L'USDA confirme la plus faible récolte de blé jamais enregistrée aux États-Unis après le gel et la sécheresse
Le département américain de l'Agriculture (USDA) a confirmé la plus faible récolte de blé jamais enregistrée aux États-Unis : la surface emblavée de la campagne 2026 est tombée à son plus bas niveau depuis le début des relevés en 1919, selon world-grain.com. Le gel et la sécheresse dans le Kansas et le Colorado ont accentué le déficit, avec des questions sur l'offre exportable américaine et les prix mondiaux.
L'USDA confirme la plus faible surface de blé depuis 1919
Le département américain de l'Agriculture (USDA) a confirmé la plus faible récolte de blé jamais enregistrée aux États-Unis : la surface emblavée de la campagne 2026 est tombée à son plus bas niveau depuis le début des relevés en 1919, selon world-grain.com. Ce chiffre marque un plancher de plus d'un siècle et accentue les inquiétudes sur l'offre exportable américaine pour la nouvelle campagne.

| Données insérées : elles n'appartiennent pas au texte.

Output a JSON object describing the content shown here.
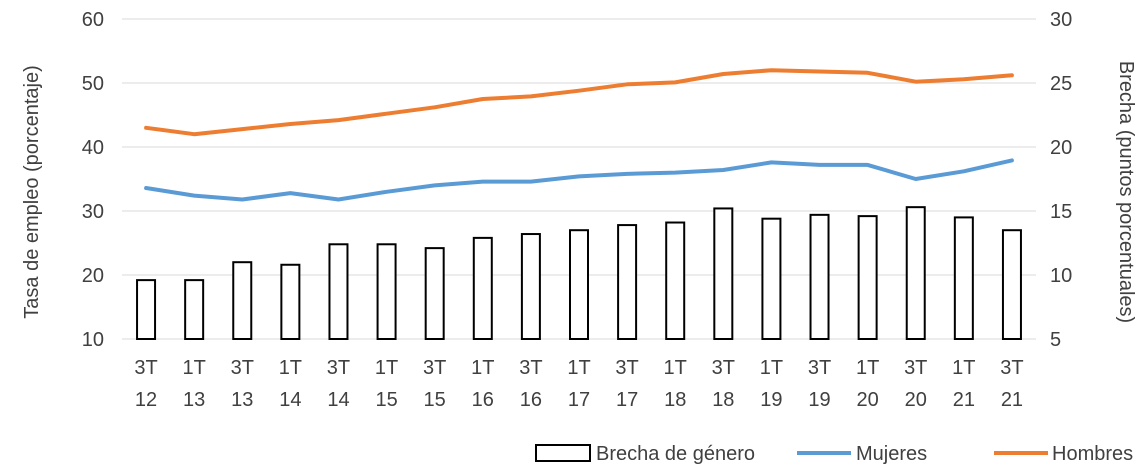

Selon world-grain.com, les semis au plus bas historique s'ajoutent aux dégâts climatiques dans des États producteurs clés, et les agriculteurs évaluent déjà les pertes au début de la récolte.
Le gel et la sécheresse frappent le Kansas et le Colorado
D'après world-grain.com, le gel et la sécheresse ont réduit la récolte de blé dans le Kansas et le Colorado, deux États essentiels à la production américaine de blé roux d'hiver dur (Hard Red Winter). Les agriculteurs des deux États évaluent l'ampleur des pertes et la qualité de la récolte précoce.
La base de semis réduite et les dégâts climatiques en cours de campagne pèsent sur la récolte des deux côtés : moins de surfaces emblavées et des rendements ou une qualité moindres sur les parcelles déjà semées.
Conséquences pour les exportations et les prix mondiaux
Une récolte américaine plus faible réduit le volume disponible à l'export chez l'un des fournisseurs traditionnels de blé de la planète. Pour les importateurs, cela resserre l'offre de blé d'origine américaine et peut orienter les acheteurs vers d'autres origines comme la région de la mer Noire, l'Argentine et l'Australie. Pour les exportateurs de ces régions, une concurrence américaine affaiblie ouvre une demande supplémentaire.
La deuxième variable est la qualité de la récolte. world-grain.com note que le Kansas et le Colorado évaluent encore la qualité de la récolte précoce ; les dégâts du gel peuvent affecter la teneur en protéines et le poids spécifique, des facteurs qui déterminent la valeur meunière et les primes payées par les acheteurs de farine. Tant que les données complètes de l'USDA et les rapports régionaux de qualité ne sont pas publiés, le marché s'appuie sur le tableau confirmé : la plus faible récolte jamais enregistrée et la plus petite surface emblavée depuis plus de cent ans.